Don't ask dumb questions, kid: get into bed!
I'll help you with your clothes. The sheets are fresh
as virgin foolscap laid, their blankness spread
to take impressions of the word made flesh.
Hold up! the point we're driving at we'll come
to soon. I know these postures are absurd,
but sometimes artists have to pose, and some
of ours may give rise to the flesh made word.
When words collide, when poets rub together,
they generate between them heat and light:
the clash of symbols, straining self-tied tethers,
the pseudo-war of wills where Might makes Write.

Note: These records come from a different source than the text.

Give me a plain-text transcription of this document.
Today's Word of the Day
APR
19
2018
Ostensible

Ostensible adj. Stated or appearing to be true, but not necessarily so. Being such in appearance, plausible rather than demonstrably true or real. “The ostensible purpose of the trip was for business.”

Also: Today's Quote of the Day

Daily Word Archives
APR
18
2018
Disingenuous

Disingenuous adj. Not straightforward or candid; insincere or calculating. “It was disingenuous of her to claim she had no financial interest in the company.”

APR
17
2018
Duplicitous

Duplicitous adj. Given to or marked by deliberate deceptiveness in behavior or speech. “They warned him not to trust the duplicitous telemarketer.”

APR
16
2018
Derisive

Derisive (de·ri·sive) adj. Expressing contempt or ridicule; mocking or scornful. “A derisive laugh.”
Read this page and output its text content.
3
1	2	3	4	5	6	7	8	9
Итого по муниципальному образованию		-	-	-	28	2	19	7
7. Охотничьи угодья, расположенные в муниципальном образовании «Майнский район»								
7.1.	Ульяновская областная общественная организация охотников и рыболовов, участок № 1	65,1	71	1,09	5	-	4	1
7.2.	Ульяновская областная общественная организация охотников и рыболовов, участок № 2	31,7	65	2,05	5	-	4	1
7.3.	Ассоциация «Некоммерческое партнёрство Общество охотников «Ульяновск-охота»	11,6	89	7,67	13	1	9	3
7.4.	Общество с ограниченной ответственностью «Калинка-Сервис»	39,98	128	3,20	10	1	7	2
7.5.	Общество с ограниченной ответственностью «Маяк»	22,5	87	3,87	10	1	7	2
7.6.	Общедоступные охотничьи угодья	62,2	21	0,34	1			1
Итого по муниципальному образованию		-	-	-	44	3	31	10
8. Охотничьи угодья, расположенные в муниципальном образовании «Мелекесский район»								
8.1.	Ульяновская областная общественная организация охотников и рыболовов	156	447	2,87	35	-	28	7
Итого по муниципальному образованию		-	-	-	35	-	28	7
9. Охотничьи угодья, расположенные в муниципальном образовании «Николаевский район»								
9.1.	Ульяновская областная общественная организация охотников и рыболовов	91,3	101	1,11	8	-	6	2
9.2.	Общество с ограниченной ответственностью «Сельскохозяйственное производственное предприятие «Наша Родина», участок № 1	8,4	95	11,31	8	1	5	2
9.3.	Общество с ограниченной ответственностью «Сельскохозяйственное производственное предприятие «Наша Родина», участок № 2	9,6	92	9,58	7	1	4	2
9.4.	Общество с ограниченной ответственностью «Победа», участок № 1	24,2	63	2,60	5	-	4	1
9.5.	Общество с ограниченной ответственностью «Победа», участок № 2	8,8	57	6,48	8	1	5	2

The pen (hee, hee!) is mightier than the sword:
the heart is pierced, but never ever bored.
----
Though I've never been to a poetry slam, nor much wanted to, I've been to my share of poetry readings. One night in the early 1980s (I think) I went to an open mic reading in the dorm where I work, and listened to a cute boy trying to be raunchy and tough to a girl in his poem. I recognized the manner all too well, but it gave me an idea. That sort of aggressive come-on has never been my style, but I thought it would be fun to turn it around, and put a male on the receiving end, so to speak, of the aggression. I'm not sure I succeeded, because it quickly turned into something else, as you can see; but I think it is fun, and a welcome change from the laments of unrequited love that I and other poets have ground out in excessive numbers.
Anyway, at the next reading, the same cute boy was in the group, and I had this poem with me, ready to share with the world or that small part of it. I didn't say that he'd inspired it, nor did I single him out by eye contact as I read it, but it seemed to me that he squirmed uncomfortably during the reading. (The same way boys reacted when I read this one.) I'd like to think he recognized the manner I was parodying, but it was probably just homophobia. And no, nothing came of it. This poem was prophetic in that regard.